La parola al Neanderthal

di Andrea Marcigliano

 

Beh, adesso mi sono proprio scocciato. E ho deciso di parlare. Di dire la mia. Anche se questo non è mio costume. Perché sono un tipo riservato, io. Uno che si fa i fatti propri. Un taciturno se volete.

Ed è bastato questo, perché tutta sta massa di scemi, che si passano per esperti, dotti, o addirittura scienziati, si mettesse a sproloquiare sul mio… mutismo. Ovvero sul fatto che io non fossi in grado di parlare, se non con gesti e grugniti disarticolati. Una specie di scimmione, insomma.

 

E, invece, cari signori, o meglio cari cugini lontani, io non sono affatto uno scimmione ritardato. Anzi… tra l’altro avevo una scatola cranica ben più capiente della vostra… e vi assicuro che non la usavo per spaccarci le noci di cocco. Anche perché mica ci stavano, le noci di cocco qui… intendo qui in Europa. Qui, faceva un freddo becco.

Eh sì… perché io sono stato il primo abitante dell’Europa… questa era terra mia. Nostra. Dei Neanderthal. E ci si viveva piuttosto bene, nonostante la glaciazione. Certo, vivevamo per lo più nelle grotte. Perché erano abitazioni solide. E calde. E stavano in piccoli gruppi. Ma nelle grotte accendevamo il fuoco. E cucinavamo ciò che avevamo raccolto e cacciato. Ed era roba buona. Cucina sana. Semplice. Io sono stato il primo chef.

 

E poi nelle grotte… cantavamo. E che vi credete? Che si passasse il tempo a fissare il fuoco e grugnire? Noi si cantava la sera. Ed erano bei canti, mica quella robaccia che va di moda da voi. Non Rap, trap ed altre schifezze. Quelli sono davvero… grugniti. Noi si raccontava storie. Di caccia, certo. Ma anche che spiegavano ciò che vedevamo nella luce, nella tenebra, nella pioggia e nel silenzio. Perché noi… vedevano e sentivano tutto in modo diverso dal vostro. Più essenziale, direi. Più immediato.

 

E poi basta con ‘sta storia di dire che ero brutto. Non ero brutto come mi dipingete. Forse un po’ tarchiatello… ma avevo un mio fascino. Un mio perché… insomma piacevo e mi piacevo. Rispondevo ai canoni estetici della mia gente.
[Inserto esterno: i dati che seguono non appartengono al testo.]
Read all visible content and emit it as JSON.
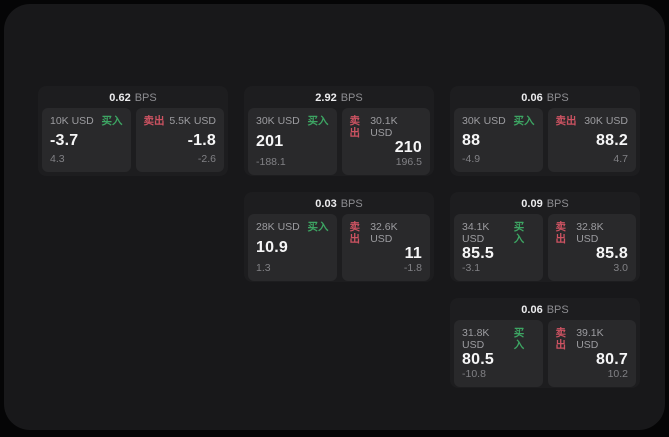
{
  "labels": {
    "bps_unit": "BPS",
    "buy": "买入",
    "sell": "卖出"
  },
  "colors": {
    "buy": "#3da563",
    "sell": "#cd5362",
    "panel_background": "#18181a",
    "card_background": "#1d1d1f",
    "tile_background": "#29292b"
  },
  "cards": [
    {
      "bps": "0.62",
      "buy": {
        "amount": "10K USD",
        "value": "-3.7",
        "sub": "4.3"
      },
      "sell": {
        "amount": "5.5K USD",
        "value": "-1.8",
        "sub": "-2.6"
      }
    },
    {
      "bps": "2.92",
      "buy": {
        "amount": "30K USD",
        "value": "201",
        "sub": "-188.1"
      },
      "sell": {
        "amount": "30.1K USD",
        "value": "210",
        "sub": "196.5"
      }
    },
    {
      "bps": "0.06",
      "buy": {
        "amount": "30K USD",
        "value": "88",
        "sub": "-4.9"
      },
      "sell": {
        "amount": "30K USD",
        "value": "88.2",
        "sub": "4.7"
      }
    },
    {
      "bps": "0.03",
      "buy": {
        "amount": "28K USD",
        "value": "10.9",
        "sub": "1.3"
      },
      "sell": {
        "amount": "32.6K USD",
        "value": "11",
        "sub": "-1.8"
      }
    },
    {
      "bps": "0.09",
      "buy": {
        "amount": "34.1K USD",
        "value": "85.5",
        "sub": "-3.1"
      },
      "sell": {
        "amount": "32.8K USD",
        "value": "85.8",
        "sub": "3.0"
      }
    },
    {
      "bps": "0.06",
      "buy": {
        "amount": "31.8K USD",
        "value": "80.5",
        "sub": "-10.8"
      },
      "sell": {
        "amount": "39.1K USD",
        "value": "80.7",
        "sub": "10.2"
      }
    }
  ]
}
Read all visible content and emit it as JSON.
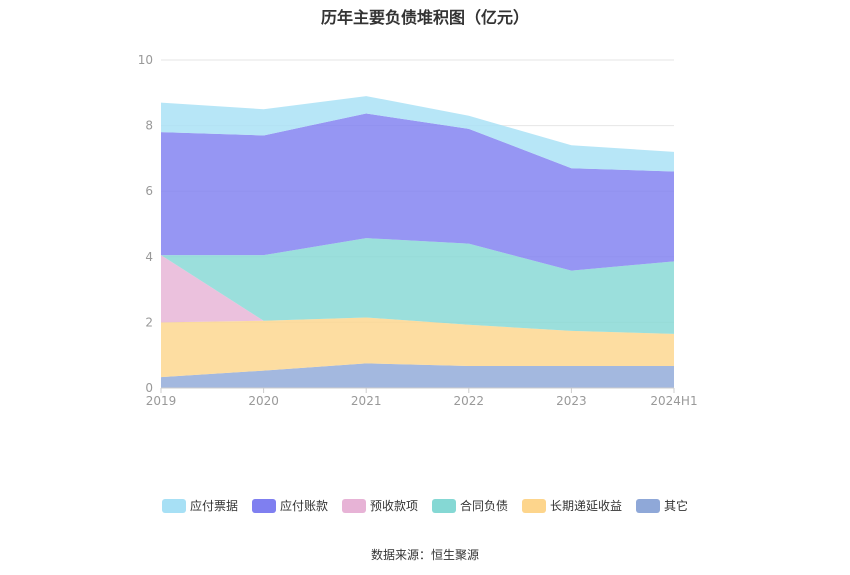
{
  "chart_data": {
    "type": "area",
    "stacked": true,
    "title": "历年主要负债堆积图（亿元）",
    "categories": [
      "2019",
      "2020",
      "2021",
      "2022",
      "2023",
      "2024H1"
    ],
    "ylim": [
      0,
      10
    ],
    "yticks": [
      0,
      2,
      4,
      6,
      8,
      10
    ],
    "grid": true,
    "legend_position": "bottom",
    "series": [
      {
        "name": "其它",
        "color": "#8fa8d8",
        "values": [
          0.33,
          0.53,
          0.75,
          0.67,
          0.67,
          0.67
        ]
      },
      {
        "name": "长期递延收益",
        "color": "#fdd58c",
        "values": [
          1.67,
          1.52,
          1.4,
          1.26,
          1.07,
          0.98
        ]
      },
      {
        "name": "预收款项",
        "color": "#e7b3d6",
        "values": [
          2.05,
          0,
          0,
          0,
          0,
          0
        ]
      },
      {
        "name": "合同负债",
        "color": "#85d8d4",
        "values": [
          0,
          2.0,
          2.42,
          2.47,
          1.84,
          2.21
        ]
      },
      {
        "name": "长期递延收益",
        "color": "#fdd58c",
        "values": [
          0,
          0,
          0,
          0,
          0,
          0
        ]
      },
      {
        "name": "应付账款",
        "color": "#7f7ff0",
        "values": [
          3.75,
          3.65,
          3.8,
          3.5,
          3.12,
          2.74
        ]
      },
      {
        "name": "应付票据",
        "color": "#a7e0f5",
        "values": [
          0.9,
          0.8,
          0.53,
          0.4,
          0.7,
          0.6
        ]
      }
    ],
    "legend": [
      {
        "name": "应付票据",
        "color": "#a7e0f5"
      },
      {
        "name": "应付账款",
        "color": "#7f7ff0"
      },
      {
        "name": "预收款项",
        "color": "#e7b3d6"
      },
      {
        "name": "合同负债",
        "color": "#85d8d4"
      },
      {
        "name": "长期递延收益",
        "color": "#fdd58c"
      },
      {
        "name": "其它",
        "color": "#8fa8d8"
      }
    ]
  },
  "source": "数据来源：恒生聚源"
}
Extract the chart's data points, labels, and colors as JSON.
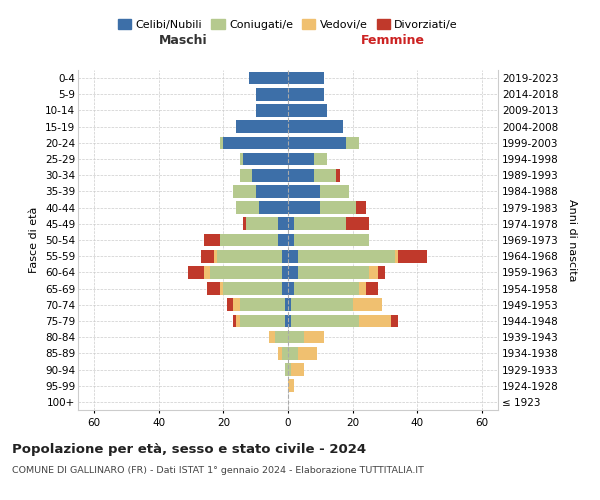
{
  "age_groups": [
    "100+",
    "95-99",
    "90-94",
    "85-89",
    "80-84",
    "75-79",
    "70-74",
    "65-69",
    "60-64",
    "55-59",
    "50-54",
    "45-49",
    "40-44",
    "35-39",
    "30-34",
    "25-29",
    "20-24",
    "15-19",
    "10-14",
    "5-9",
    "0-4"
  ],
  "birth_years": [
    "≤ 1923",
    "1924-1928",
    "1929-1933",
    "1934-1938",
    "1939-1943",
    "1944-1948",
    "1949-1953",
    "1954-1958",
    "1959-1963",
    "1964-1968",
    "1969-1973",
    "1974-1978",
    "1979-1983",
    "1984-1988",
    "1989-1993",
    "1994-1998",
    "1999-2003",
    "2004-2008",
    "2009-2013",
    "2014-2018",
    "2019-2023"
  ],
  "males": {
    "celibi": [
      0,
      0,
      0,
      0,
      0,
      1,
      1,
      2,
      2,
      2,
      3,
      3,
      9,
      10,
      11,
      14,
      20,
      16,
      10,
      10,
      12
    ],
    "coniugati": [
      0,
      0,
      1,
      2,
      4,
      14,
      14,
      18,
      22,
      20,
      18,
      10,
      7,
      7,
      4,
      1,
      1,
      0,
      0,
      0,
      0
    ],
    "vedovi": [
      0,
      0,
      0,
      1,
      2,
      1,
      2,
      1,
      2,
      1,
      0,
      0,
      0,
      0,
      0,
      0,
      0,
      0,
      0,
      0,
      0
    ],
    "divorziati": [
      0,
      0,
      0,
      0,
      0,
      1,
      2,
      4,
      5,
      4,
      5,
      1,
      0,
      0,
      0,
      0,
      0,
      0,
      0,
      0,
      0
    ]
  },
  "females": {
    "nubili": [
      0,
      0,
      0,
      0,
      0,
      1,
      1,
      2,
      3,
      3,
      2,
      2,
      10,
      10,
      8,
      8,
      18,
      17,
      12,
      11,
      11
    ],
    "coniugate": [
      0,
      0,
      1,
      3,
      5,
      21,
      19,
      20,
      22,
      30,
      23,
      16,
      11,
      9,
      7,
      4,
      4,
      0,
      0,
      0,
      0
    ],
    "vedove": [
      0,
      2,
      4,
      6,
      6,
      10,
      9,
      2,
      3,
      1,
      0,
      0,
      0,
      0,
      0,
      0,
      0,
      0,
      0,
      0,
      0
    ],
    "divorziate": [
      0,
      0,
      0,
      0,
      0,
      2,
      0,
      4,
      2,
      9,
      0,
      7,
      3,
      0,
      1,
      0,
      0,
      0,
      0,
      0,
      0
    ]
  },
  "colors": {
    "celibi": "#3d6fa8",
    "coniugati": "#b5c98e",
    "vedovi": "#f0c070",
    "divorziati": "#c0392b"
  },
  "title": "Popolazione per età, sesso e stato civile - 2024",
  "subtitle": "COMUNE DI GALLINARO (FR) - Dati ISTAT 1° gennaio 2024 - Elaborazione TUTTITALIA.IT",
  "ylabel_left": "Fasce di età",
  "ylabel_right": "Anni di nascita",
  "xlabel_left": "Maschi",
  "xlabel_right": "Femmine",
  "xlim": 65,
  "background_color": "#ffffff",
  "grid_color": "#cccccc"
}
Poi siete arrivati voi. I Sapiens, come vi piace chiamarvi. Anzi oggi raddoppiate addirittura. Sapiens Sapiens.

Ma sapienti de ché?

(Scusate l’accento romanesco. Ma noi si stava anche al Circeo, mica solo nel bergamasco. Andate a leggervi il libro di Pennacchi. Che scriveva bene ed era molto intelligente, tanto che pareva che fosse uno dei nostri… voi tenetevi Saviano. Quello è di sicuro un vero Sapiens…)

 

Comunque siete arrivati dall’Africa, dal Caucaso, non so… e noi vi abbiamo accolti all’inizio. Poi, voi ci avete sterminati. E se è restato un po’ del nostro DNA, è dovuto solo al fatto che vi siete… le nostre donne.

 

Comunque voi sareste i Sapiens. Complimenti , davvero. Basta che vi dicono che c’è in giro un esercito minuscolo, un virus che vi può dare il raffreddore, che vi fate chiudere in casa per mesi. E poi girate anni con delle specie di mutande in faccia.

E vi bevete che si fanno le guerre perché si ama la pace… vi mettete a mangiare insetti per salvare l’ambiente… io continuo a preferire le bistecche. Di mammuth.

E dire che uno ha il diritto di essere del sesso che vuole. E pretendere che due uomini, o due donne abbiano figli… sarò anche un Neanderthal ma secondo me così non funziona.

 

E non parliamo di come vi scegliete i capi. Mica i più forti e valenti nella caccia… degli inetti senza nervi, che al confronto era meglio il vecchio Australopiteco. E vi fate infinocchiare dalle chiacchere che vengono da quella specie di scatolone… televisione la chiamate…

 

Bravi Sapiens. Molto sapienti davvero.

Mi resta solo un dubbio. Perché Dio, che io credo esista, ha scelto voi? O, comunque, ha permesso che noi ci estinguessimo e voi vi moltiplicaste?